We all get angry at times – we explode but we move on.  It becomes dangerous when the poison is allowed to run so deeply through our veins that we are just angry – angry about everything.

Very choppy whitewater waves in the rapids of the Bow River, Alberta, Canada

One of the primary roots of anger stems from the family.  Angry people come from angry families because they learn from their role models and continue carrying the same destructive behavior in their own lives and then pass it on to their children.

One issue that always is on my heart is found in Ephesians 6:4 – “Fathers, do not provoke your children to anger, but bring them up in the discipline and instruction of the Lord.”  (ESV)

Anger against children

How many children have been hurt by fathers not heeding these words?  The word for anger comes from the Greek word parorgizo (par-org-id’-zo); to anger alongside, i.e. enrage: KJV – anger, provoke to wrath.
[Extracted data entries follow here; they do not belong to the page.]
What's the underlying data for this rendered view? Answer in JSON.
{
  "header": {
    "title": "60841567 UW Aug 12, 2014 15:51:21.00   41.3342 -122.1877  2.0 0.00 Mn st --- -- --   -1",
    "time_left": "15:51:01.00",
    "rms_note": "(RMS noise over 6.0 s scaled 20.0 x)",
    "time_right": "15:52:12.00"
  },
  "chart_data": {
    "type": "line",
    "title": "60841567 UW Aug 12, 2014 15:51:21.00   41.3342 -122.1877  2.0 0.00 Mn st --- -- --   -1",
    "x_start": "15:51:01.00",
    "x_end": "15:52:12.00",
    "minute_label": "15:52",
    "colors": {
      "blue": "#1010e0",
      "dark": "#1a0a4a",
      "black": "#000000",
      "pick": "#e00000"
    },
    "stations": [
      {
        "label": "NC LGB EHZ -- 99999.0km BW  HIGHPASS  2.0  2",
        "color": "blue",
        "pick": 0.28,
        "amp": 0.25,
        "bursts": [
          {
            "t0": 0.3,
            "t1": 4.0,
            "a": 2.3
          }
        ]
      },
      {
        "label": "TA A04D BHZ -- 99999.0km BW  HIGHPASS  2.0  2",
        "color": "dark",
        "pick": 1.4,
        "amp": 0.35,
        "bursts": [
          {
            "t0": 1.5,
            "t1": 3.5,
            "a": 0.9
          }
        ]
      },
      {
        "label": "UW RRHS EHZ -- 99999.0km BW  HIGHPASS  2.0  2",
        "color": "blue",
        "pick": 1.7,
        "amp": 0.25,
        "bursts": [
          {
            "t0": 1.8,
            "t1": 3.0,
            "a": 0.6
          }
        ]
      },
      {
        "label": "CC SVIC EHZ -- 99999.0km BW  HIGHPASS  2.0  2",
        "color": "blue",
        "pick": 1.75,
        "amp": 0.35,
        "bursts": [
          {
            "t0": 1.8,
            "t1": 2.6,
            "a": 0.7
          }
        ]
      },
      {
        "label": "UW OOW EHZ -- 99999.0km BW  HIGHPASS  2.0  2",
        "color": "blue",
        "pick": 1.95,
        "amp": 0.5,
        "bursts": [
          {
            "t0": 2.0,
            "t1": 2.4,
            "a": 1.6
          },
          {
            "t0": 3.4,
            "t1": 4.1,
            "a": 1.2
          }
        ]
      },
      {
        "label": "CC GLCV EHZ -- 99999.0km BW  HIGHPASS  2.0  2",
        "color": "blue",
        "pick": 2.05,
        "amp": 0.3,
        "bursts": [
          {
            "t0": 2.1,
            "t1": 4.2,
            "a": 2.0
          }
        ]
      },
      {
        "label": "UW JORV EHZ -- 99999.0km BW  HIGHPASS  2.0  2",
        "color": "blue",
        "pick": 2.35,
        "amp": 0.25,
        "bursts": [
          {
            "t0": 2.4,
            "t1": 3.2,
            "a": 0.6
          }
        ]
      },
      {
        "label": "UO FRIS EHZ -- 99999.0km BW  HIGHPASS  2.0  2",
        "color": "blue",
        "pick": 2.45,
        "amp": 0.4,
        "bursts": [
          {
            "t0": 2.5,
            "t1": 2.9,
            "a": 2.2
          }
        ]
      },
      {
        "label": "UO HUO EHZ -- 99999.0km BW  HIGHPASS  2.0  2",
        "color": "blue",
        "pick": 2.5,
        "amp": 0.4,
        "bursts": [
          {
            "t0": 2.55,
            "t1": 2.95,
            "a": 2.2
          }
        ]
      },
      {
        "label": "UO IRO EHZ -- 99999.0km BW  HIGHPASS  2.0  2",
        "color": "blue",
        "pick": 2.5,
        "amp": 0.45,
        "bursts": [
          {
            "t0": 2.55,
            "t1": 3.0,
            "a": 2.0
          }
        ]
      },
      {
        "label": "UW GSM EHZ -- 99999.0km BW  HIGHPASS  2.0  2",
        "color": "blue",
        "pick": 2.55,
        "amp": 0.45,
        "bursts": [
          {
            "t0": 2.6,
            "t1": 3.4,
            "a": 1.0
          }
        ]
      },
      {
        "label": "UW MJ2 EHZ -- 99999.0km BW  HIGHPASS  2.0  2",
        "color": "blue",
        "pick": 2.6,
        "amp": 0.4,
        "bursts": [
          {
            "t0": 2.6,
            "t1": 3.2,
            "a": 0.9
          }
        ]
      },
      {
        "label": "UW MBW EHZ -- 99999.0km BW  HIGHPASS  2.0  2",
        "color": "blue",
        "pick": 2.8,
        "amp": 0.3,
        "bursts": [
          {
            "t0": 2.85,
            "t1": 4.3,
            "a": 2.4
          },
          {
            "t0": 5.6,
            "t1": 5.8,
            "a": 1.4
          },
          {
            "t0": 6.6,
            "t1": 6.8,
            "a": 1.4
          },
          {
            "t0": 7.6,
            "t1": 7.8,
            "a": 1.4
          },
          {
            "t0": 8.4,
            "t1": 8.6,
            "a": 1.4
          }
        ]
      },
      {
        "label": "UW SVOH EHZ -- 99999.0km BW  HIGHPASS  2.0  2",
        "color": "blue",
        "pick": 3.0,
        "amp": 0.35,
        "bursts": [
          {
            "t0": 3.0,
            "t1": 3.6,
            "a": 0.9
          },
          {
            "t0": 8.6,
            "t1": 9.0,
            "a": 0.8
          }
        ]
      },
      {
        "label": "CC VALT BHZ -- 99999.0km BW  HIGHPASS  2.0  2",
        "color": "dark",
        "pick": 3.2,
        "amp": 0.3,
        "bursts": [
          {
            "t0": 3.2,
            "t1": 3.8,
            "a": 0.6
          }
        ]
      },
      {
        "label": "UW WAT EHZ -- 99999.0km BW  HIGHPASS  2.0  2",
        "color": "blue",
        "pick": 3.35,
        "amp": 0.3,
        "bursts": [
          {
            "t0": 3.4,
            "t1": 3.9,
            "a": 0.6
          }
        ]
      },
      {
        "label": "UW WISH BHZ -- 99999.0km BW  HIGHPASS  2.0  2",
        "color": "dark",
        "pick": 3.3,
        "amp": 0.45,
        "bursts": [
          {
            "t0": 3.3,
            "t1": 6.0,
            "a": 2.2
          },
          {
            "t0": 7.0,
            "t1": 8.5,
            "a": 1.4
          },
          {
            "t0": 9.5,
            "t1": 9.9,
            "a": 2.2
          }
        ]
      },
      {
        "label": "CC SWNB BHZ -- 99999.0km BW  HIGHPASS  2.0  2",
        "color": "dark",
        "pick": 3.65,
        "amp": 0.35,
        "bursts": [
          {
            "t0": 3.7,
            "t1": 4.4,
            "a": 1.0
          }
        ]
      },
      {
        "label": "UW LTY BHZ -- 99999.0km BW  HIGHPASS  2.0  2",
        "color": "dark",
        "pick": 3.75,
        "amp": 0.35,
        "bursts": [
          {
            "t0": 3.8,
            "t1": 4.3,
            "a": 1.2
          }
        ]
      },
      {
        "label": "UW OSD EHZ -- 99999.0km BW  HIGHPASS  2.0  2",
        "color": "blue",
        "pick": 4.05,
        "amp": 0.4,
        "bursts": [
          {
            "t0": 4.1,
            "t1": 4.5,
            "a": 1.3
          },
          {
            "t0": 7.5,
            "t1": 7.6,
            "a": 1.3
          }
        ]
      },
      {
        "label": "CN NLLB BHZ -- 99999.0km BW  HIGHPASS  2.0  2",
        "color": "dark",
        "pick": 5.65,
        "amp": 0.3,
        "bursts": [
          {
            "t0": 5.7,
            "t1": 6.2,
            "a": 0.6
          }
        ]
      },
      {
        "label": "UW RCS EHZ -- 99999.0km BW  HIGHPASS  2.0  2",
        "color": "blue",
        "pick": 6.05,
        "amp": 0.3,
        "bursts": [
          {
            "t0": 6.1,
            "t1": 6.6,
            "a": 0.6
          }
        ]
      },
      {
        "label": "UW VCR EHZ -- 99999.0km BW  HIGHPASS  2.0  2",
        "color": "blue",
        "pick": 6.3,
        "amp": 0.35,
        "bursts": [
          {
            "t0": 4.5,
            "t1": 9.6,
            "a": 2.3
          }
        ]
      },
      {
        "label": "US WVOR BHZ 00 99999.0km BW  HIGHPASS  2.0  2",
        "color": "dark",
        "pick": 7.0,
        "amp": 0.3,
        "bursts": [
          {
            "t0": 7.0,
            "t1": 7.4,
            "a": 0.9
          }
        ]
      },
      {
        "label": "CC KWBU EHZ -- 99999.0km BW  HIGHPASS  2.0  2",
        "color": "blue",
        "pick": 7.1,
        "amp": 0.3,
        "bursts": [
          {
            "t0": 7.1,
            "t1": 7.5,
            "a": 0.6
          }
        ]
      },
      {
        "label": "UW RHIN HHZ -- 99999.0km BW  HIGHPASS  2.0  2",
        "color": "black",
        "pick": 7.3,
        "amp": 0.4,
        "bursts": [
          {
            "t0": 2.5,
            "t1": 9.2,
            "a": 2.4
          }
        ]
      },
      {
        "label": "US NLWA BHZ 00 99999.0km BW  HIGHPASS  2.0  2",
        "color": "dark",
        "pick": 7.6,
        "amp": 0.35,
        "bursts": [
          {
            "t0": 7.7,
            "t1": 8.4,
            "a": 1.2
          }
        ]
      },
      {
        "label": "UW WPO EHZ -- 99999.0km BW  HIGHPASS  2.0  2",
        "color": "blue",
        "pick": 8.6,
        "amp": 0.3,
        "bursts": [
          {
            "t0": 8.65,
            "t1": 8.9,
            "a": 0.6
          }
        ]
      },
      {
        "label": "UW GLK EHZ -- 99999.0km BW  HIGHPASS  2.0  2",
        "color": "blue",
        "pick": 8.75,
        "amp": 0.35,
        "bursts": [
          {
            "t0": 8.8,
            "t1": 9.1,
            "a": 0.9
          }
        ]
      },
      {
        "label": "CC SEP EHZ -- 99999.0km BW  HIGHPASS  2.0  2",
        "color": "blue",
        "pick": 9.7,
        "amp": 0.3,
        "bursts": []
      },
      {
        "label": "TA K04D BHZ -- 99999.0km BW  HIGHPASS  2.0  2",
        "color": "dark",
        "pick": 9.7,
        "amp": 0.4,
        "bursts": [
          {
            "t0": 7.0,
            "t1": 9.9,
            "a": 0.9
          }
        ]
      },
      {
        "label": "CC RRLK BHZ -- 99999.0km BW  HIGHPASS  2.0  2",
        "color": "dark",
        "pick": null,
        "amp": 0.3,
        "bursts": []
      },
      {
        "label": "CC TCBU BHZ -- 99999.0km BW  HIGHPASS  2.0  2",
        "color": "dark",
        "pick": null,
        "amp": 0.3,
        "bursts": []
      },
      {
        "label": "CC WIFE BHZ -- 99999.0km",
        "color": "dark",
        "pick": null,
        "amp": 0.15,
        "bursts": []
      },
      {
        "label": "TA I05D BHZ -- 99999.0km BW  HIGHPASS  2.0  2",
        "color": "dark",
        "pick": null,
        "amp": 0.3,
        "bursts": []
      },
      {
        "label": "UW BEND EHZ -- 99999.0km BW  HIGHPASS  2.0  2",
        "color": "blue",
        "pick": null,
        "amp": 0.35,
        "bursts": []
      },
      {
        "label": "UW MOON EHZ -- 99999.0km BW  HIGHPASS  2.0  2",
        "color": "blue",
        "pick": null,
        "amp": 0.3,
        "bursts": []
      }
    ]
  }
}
This type of anger instilled into a heart of a child is a time-bomb just waiting to explode.  By the time a child is an adult, the only way they know how to handle daily conflicts is to become angry – it is a protection mode to ensure that others don’t hurt them.

Angry Words come from deep within the well of our souls – spewing forth from our mouths and it is hard to take back those words once they have left.  So many times we are angry and we start spewing out words – we don’t even remember what we said or how we said it.  We just don’t care.

Fortunately God cares about what makes you angry.  He also cares about how you handle that spewing of anger. 

Angry words hinder our loving relationships that we all strive to have – our marriages; our children; our friends; our fellow believers in Jesus Christ.  That is why Jesus said:  A new commandment I give to you, that you love one another: just as I have loved you, you also are to love one another.  By this all people will know that you are my disciples, if you have love for one another.”  John 13:34-35 – (ESV)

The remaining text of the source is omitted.